The Fucito speed and quick strike capability surfaced early. The attacking strategy employed by Fucito and Jaqua paid off in the 27th minute. Fucito drove a shot that defelected off of Hiram Ricardo Mier and past Jonathan Orozco for an own goal to give the Sounders a 1-0 lead.
Fucito kept up the aggressive pace and in the 45th minute he tallied to give Seattle a 2-0 lead. Alvaro Fernandez and Jaqua connected on a ball. Jaqua then found Fucito on a run up the right side. Fucito moved into the box, then blasted a right-footed shot past Orozco for the 2-0 lead going into halftime.
The Sounders were unable to maintain their lead and Monterrey enjoyed a productive second half spurt to win 3-2, but the visitors made a great impact while Fucito’s appetite was whetted for some more challenging CONCACAF action.
He got his next opportunity before the Qwest Field faithful one week later September 29. The result was Seattle’s lone win in Champions League competition with a 2-0 triumph over CD Marathon of Honduras. Fucito scored both goals. he first came in the 21st minute after tracking down a bouncing ball, then streaking past his defender and drilling the ball into the net.
The second and last tally of the night came in the 68th minute. Marathon was called for a foul just outside the box. Fucito lined up over the free kick alongside the right-footed Mike Seamon. Fucito cleverly bent the ball around the wall for another one of his patented bullets. It found the back of the net.
Once more Fucito revealed that he was paying careful attention to Coach Sigi Schmid.
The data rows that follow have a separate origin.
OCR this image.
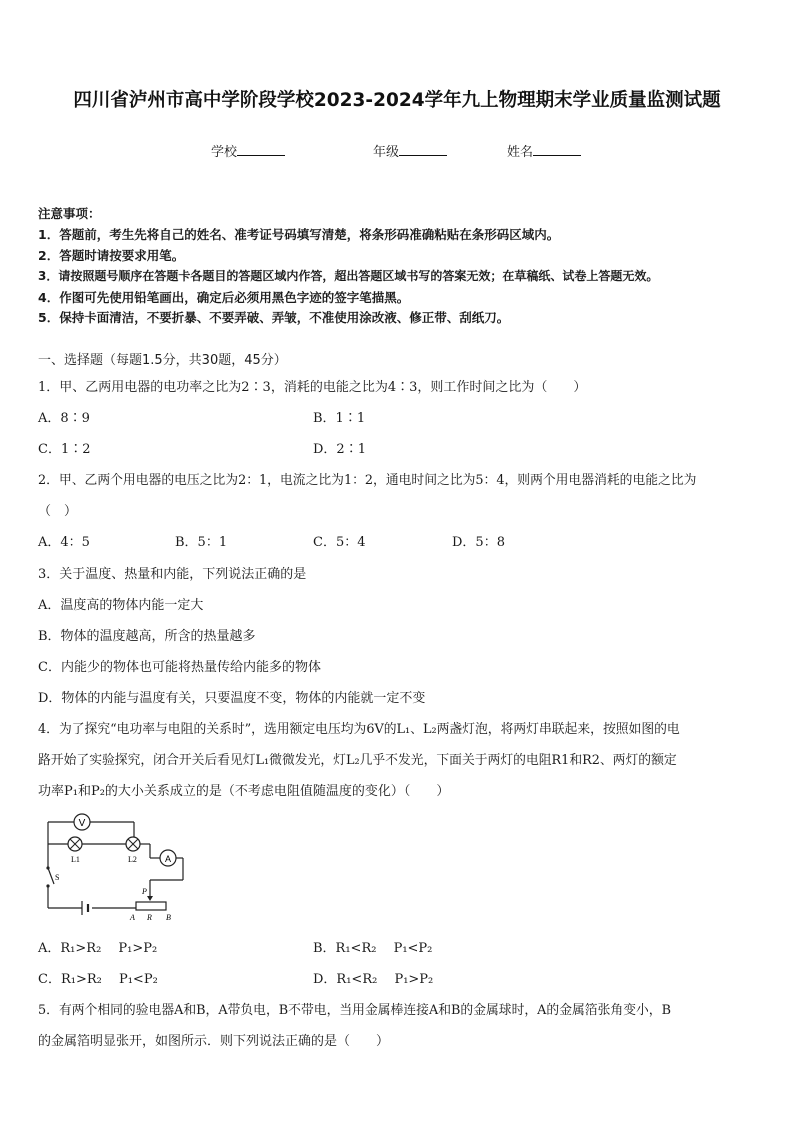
四川省泸州市高中学阶段学校2023-2024学年九上物理期末学业质量监测试题
学校	年级	姓名
注意事项：
1．答题前，考生先将自己的姓名、准考证号码填写清楚，将条形码准确粘贴在条形码区域内。
2．答题时请按要求用笔。
3．请按照题号顺序在答题卡各题目的答题区域内作答，超出答题区域书写的答案无效；在草稿纸、试卷上答题无效。
4．作图可先使用铅笔画出，确定后必须用黑色字迹的签字笔描黑。
5．保持卡面清洁，不要折暴、不要弄破、弄皱，不准使用涂改液、修正带、刮纸刀。
一、选择题（每题1.5分，共30题，45分）
1．甲、乙两用电器的电功率之比为2∶3，消耗的电能之比为4∶3，则工作时间之比为（　　）
A．8∶9	B．1∶1
C．1∶2	D．2∶1
2．甲、乙两个用电器的电压之比为2：1，电流之比为1：2，通电时间之比为5：4，则两个用电器消耗的电能之比为
（　）
A．4：5	B．5：1	C．5：4	D．5：8
3．关于温度、热量和内能，下列说法正确的是
A．温度高的物体内能一定大
B．物体的温度越高，所含的热量越多
C．内能少的物体也可能将热量传给内能多的物体
D．物体的内能与温度有关，只要温度不变，物体的内能就一定不变
4．为了探究“电功率与电阻的关系时”，选用额定电压均为6V的L₁、L₂两盏灯泡，将两灯串联起来，按照如图的电
路开始了实验探究，闭合开关后看见灯L₁微微发光，灯L₂几乎不发光，下面关于两灯的电阻R1和R2、两灯的额定
功率P₁和P₂的大小关系成立的是（不考虑电阻值随温度的变化）（　　）
V
L1	L2	A
S
P
A R B
A．R₁>R₂　 P₁>P₂	B．R₁<R₂　 P₁<P₂
C．R₁>R₂　 P₁<P₂	D．R₁<R₂　 P₁>P₂
5．有两个相同的验电器A和B，A带负电，B不带电，当用金属棒连接A和B的金属球时，A的金属箔张角变小，B
的金属箔明显张开，如图所示．则下列说法正确的是（　　）
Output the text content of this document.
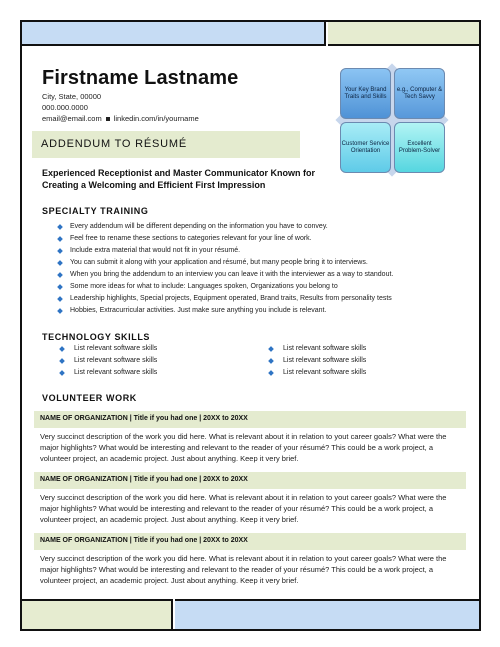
Firstname Lastname
City, State, 00000
000.000.0000
email@email.com linkedin.com/in/yourname
ADDENDUM TO RÉSUMÉ
Experienced Receptionist and Master Communicator Known for Creating a Welcoming and Efficient First Impression
Your Key Brand Traits and Skills
e.g., Computer & Tech Savvy
Customer Service Orientation
Excellent Problem-Solver
SPECIALTY TRAINING
Every addendum will be different depending on the information you have to convey.
Feel free to rename these sections to categories relevant for your line of work.
Include extra material that would not fit in your résumé.
You can submit it along with your application and résumé, but many people bring it to interviews.
When you bring the addendum to an interview you can leave it with the interviewer as a way to standout.
Some more ideas for what to include: Languages spoken, Organizations you belong to
Leadership highlights, Special projects, Equipment operated, Brand traits, Results from personality tests
Hobbies, Extracurricular activities. Just make sure anything you include is relevant.
TECHNOLOGY SKILLS
List relevant software skills
List relevant software skills
List relevant software skills
List relevant software skills
List relevant software skills
List relevant software skills
VOLUNTEER WORK
NAME OF ORGANIZATION | Title if you had one | 20XX to 20XX
Very succinct description of the work you did here. What is relevant about it in relation to yout career goals? What were the major highlights? What would be interesting and relevant to the reader of your résumé? This could be a work project, a volunteer project, an academic project. Just about anything. Keep it very brief.
NAME OF ORGANIZATION | Title if you had one | 20XX to 20XX
Very succinct description of the work you did here. What is relevant about it in relation to yout career goals? What were the major highlights? What would be interesting and relevant to the reader of your résumé? This could be a work project, a volunteer project, an academic project. Just about anything. Keep it very brief.
NAME OF ORGANIZATION | Title if you had one | 20XX to 20XX
Very succinct description of the work you did here. What is relevant about it in relation to yout career goals? What were the major highlights? What would be interesting and relevant to the reader of your résumé? This could be a work project, a volunteer project, an academic project. Just about anything. Keep it very brief.
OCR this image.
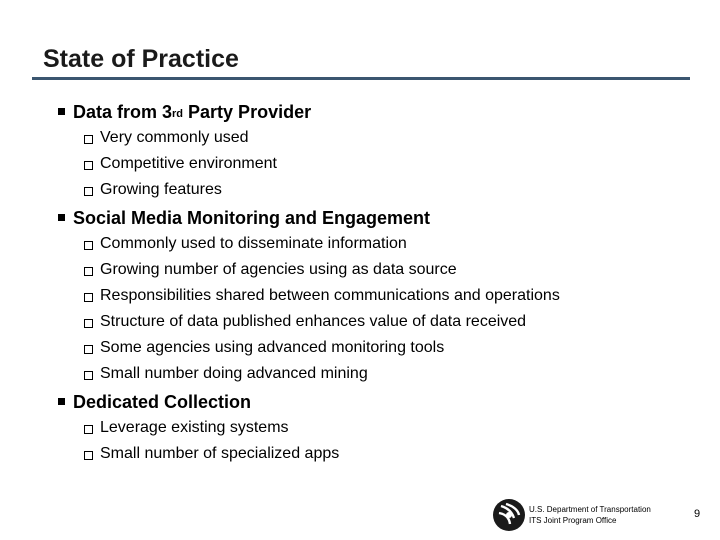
State of Practice
Data from 3rd Party Provider
Very commonly used
Competitive environment
Growing features
Social Media Monitoring and Engagement
Commonly used to disseminate information
Growing number of agencies using as data source
Responsibilities shared between communications and operations
Structure of data published enhances value of data received
Some agencies using advanced monitoring tools
Small number doing advanced mining
Dedicated Collection
Leverage existing systems
Small number of specialized apps
U.S. Department of Transportation
ITS Joint Program Office
9
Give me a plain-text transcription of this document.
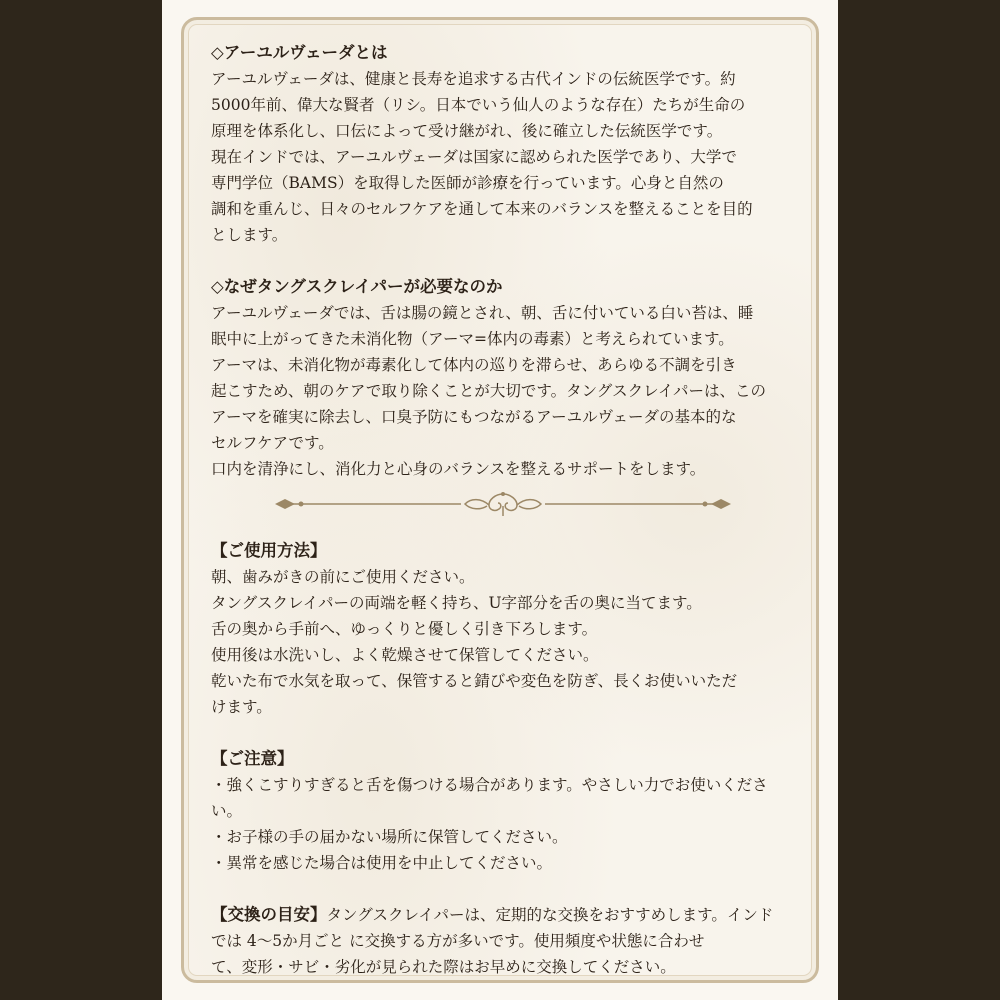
◇アーユルヴェーダとは

アーユルヴェーダは、健康と長寿を追求する古代インドの伝統医学です。約

5000年前、偉大な賢者（リシ。日本でいう仙人のような存在）たちが生命の

原理を体系化し、口伝によって受け継がれ、後に確立した伝統医学です。

現在インドでは、アーユルヴェーダは国家に認められた医学であり、大学で

専門学位（BAMS）を取得した医師が診療を行っています。心身と自然の

調和を重んじ、日々のセルフケアを通して本来のバランスを整えることを目的

とします。

◇なぜタングスクレイパーが必要なのか

アーユルヴェーダでは、舌は腸の鏡とされ、朝、舌に付いている白い苔は、睡

眠中に上がってきた未消化物（アーマ=体内の毒素）と考えられています。

アーマは、未消化物が毒素化して体内の巡りを滞らせ、あらゆる不調を引き

起こすため、朝のケアで取り除くことが大切です。タングスクレイパーは、この

アーマを確実に除去し、口臭予防にもつながるアーユルヴェーダの基本的な

セルフケアです。

口内を清浄にし、消化力と心身のバランスを整えるサポートをします。

【ご使用方法】

朝、歯みがきの前にご使用ください。

タングスクレイパーの両端を軽く持ち、U字部分を舌の奥に当てます。

舌の奥から手前へ、ゆっくりと優しく引き下ろします。

使用後は水洗いし、よく乾燥させて保管してください。

乾いた布で水気を取って、保管すると錆びや変色を防ぎ、長くお使いいただ

けます。

【ご注意】

・強くこすりすぎると舌を傷つける場合があります。やさしい力でお使いください。

・お子様の手の届かない場所に保管してください。

・異常を感じた場合は使用を中止してください。

【交換の目安】タングスクレイパーは、定期的な交換をおすすめします。インド

では 4〜5か月ごと に交換する方が多いです。使用頻度や状態に合わせ

て、変形・サビ・劣化が見られた際はお早めに交換してください。
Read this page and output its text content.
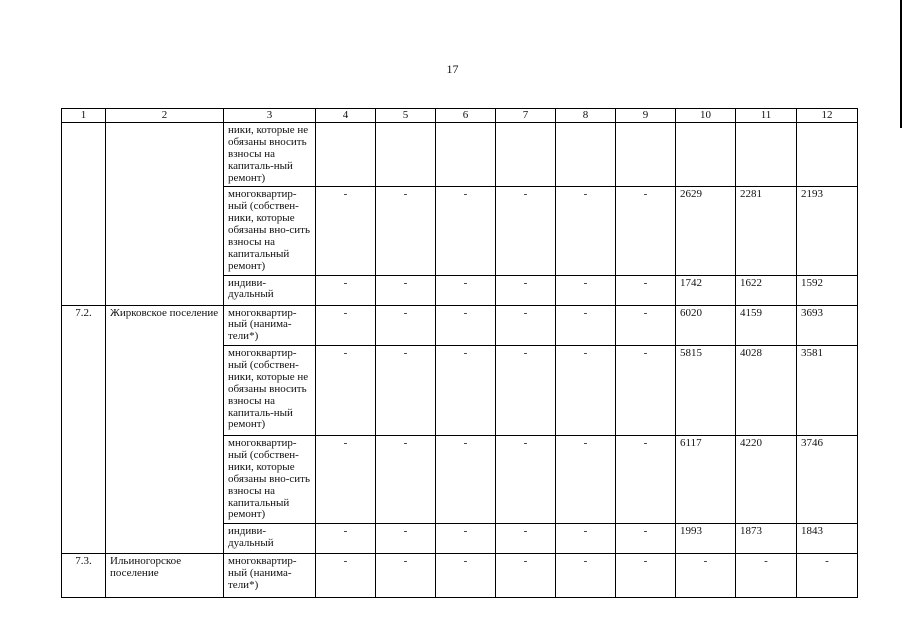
17
1	2	3	4	5	6	7	8	9	10	11	12
		ники, которые не обязаны вносить взносы на капиталь-ный ремонт)									
		многоквартир-ный (собствен-ники, которые обязаны вно-сить взносы на капитальный ремонт)	-	-	-	-	-	-	2629	2281	2193
		индиви-дуальный	-	-	-	-	-	-	1742	1622	1592
7.2.	Жирковское поселение	многоквартир-ный (нанима-тели*)	-	-	-	-	-	-	6020	4159	3693
		многоквартир-ный (собствен-ники, которые не обязаны вносить взносы на капиталь-ный ремонт)	-	-	-	-	-	-	5815	4028	3581
		многоквартир-ный (собствен-ники, которые обязаны вно-сить взносы на капитальный ремонт)	-	-	-	-	-	-	6117	4220	3746
		индиви-дуальный	-	-	-	-	-	-	1993	1873	1843
7.3.	Ильиногорское поселение	многоквартир-ный (нанима-тели*)	-	-	-	-	-	-	-	-	-
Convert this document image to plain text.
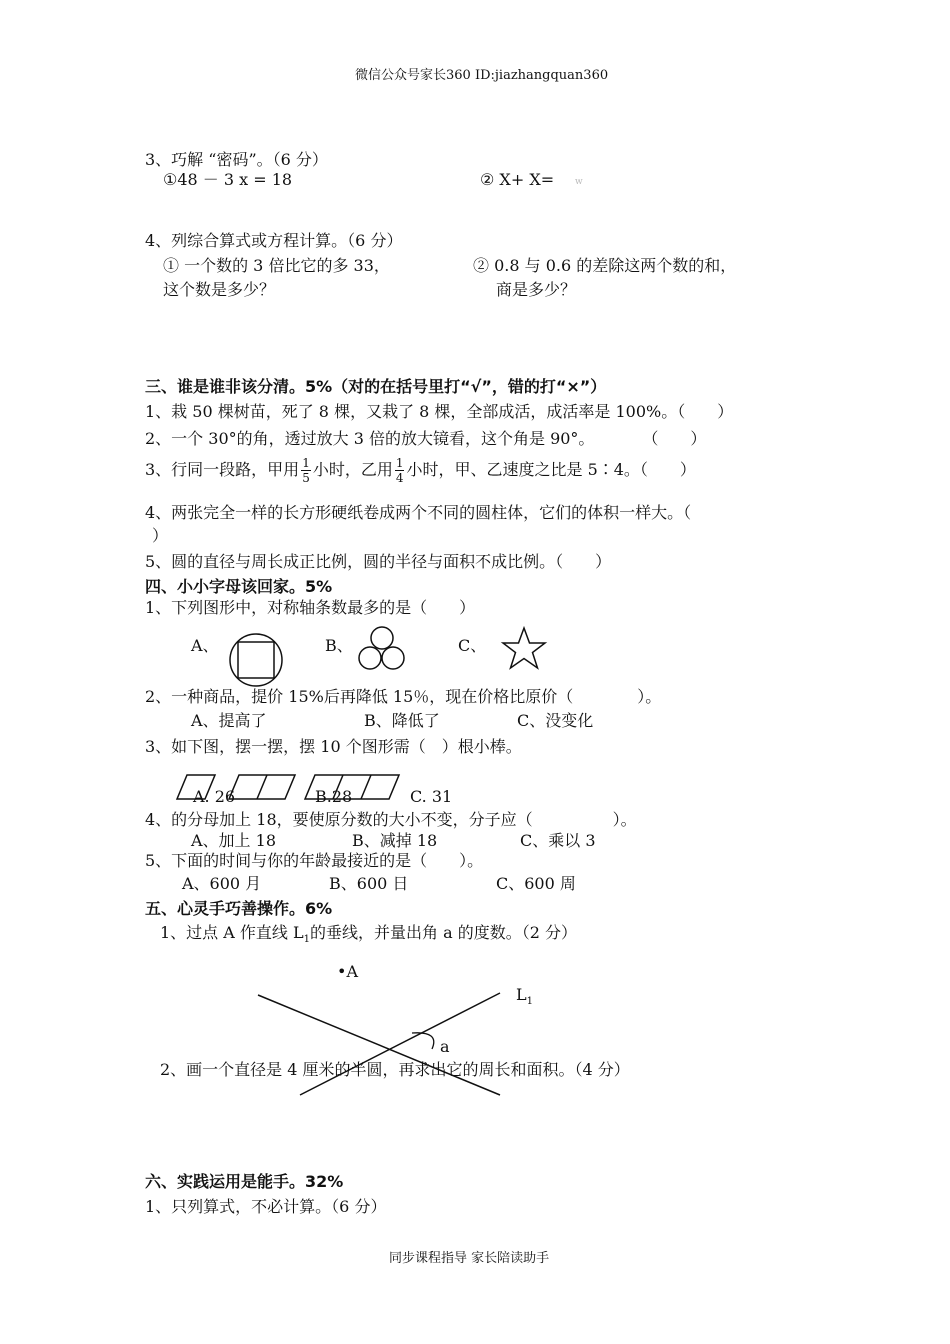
微信公众号家长360 ID:jiazhangquan360
3、巧解 “密码”。（6 分）
①48 － 3 x = 18	② X+ X= w
4、列综合算式或方程计算。（6 分）
① 一个数的 3 倍比它的多 33，
这个数是多少？
② 0.8 与 0.6 的差除这两个数的和，
商是多少？
三、谁是谁非该分清。5%（对的在括号里打“√”，错的打“×”）
1、栽 50 棵树苗，死了 8 棵，又栽了 8 棵，全部成活，成活率是 100%。（　　）
2、一个 30°的角，透过放大 3 倍的放大镜看，这个角是 90°。　　　　（　　）
3、行同一段路，甲用 $\frac{1}{5}$ 小时，乙用 $\frac{1}{4}$ 小时，甲、乙速度之比是 5∶4。（　　）
4、两张完全一样的长方形硬纸卷成两个不同的圆柱体，它们的体积一样大。（
）
5、圆的直径与周长成正比例，圆的半径与面积不成比例。（　　）
四、小小字母该回家。5%
1、下列图形中，对称轴条数最多的是（　　）
A、	B、	C、
2、一种商品，提价 15%后再降低 15％，现在价格比原价（　　　　）。
A、提高了	B、降低了	C、没变化
3、如下图，摆一摆，摆 10 个图形需（　）根小棒。
A. 26	B.28	C. 31
4、的分母加上 18，要使原分数的大小不变，分子应（　　　　　）。
A、加上 18	B、减掉 18	C、乘以 3
5、下面的时间与你的年龄最接近的是（　　）。
A、600 月	B、600 日	C、600 周
五、心灵手巧善操作。6%
1、过点 A 作直线 $L_1$的垂线，并量出角 a 的度数。（2 分）
•A
$L_1$
a
2、画一个直径是 4 厘米的半圆，再求出它的周长和面积。（4 分）
六、实践运用是能手。32%
1、只列算式，不必计算。（6 分）
同步课程指导 家长陪读助手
“The free kick just comes from Sigi,” Fucito said. “The other day in practice he had me trying some things in a similar situation where I was bending it over the wall and into the near post. After working on that for a little bit it translated to the game.”
Chris Henderson commented on Fucito’s successful return to action as well as his attention to detail.
“Mike Fucito is a good example of someone who has worked hard for his opportunity and then is able to deliver when he gets the chance,“ Henderson said. “We also like his attitude, the way that he listens to what his coaches tell him, just as John Kerr mentioned when we expressed an interest in drafting Mike.”
Fucito impressed in speed and agility tests in pre-season workouts. In Massachusetts before pre-season activity began Fucito worked with Boston trainer Mike Perry. Operating from a standing start with no starting block available, he ran a 4.41 40. Given the aforementioned, he would appear to be capable of a 4.38 or 4.39.
One experienced veteran of soccer who has evaluated Fucito with interest is Alan Hinton, a former English Premier League star and Sounders coach.
“There were two Sounders players who, from the time I first saw them on the field, I knew had the tools to make the grade,” Hinton recalled. “One was Patrick Ianni and the other was Mike Fucito. Mike has all the necessary ingredients, he can do everything. First of all, he’s as strong as a bull. He’s also got great speed. He also has great feet and can kick well with either foot.”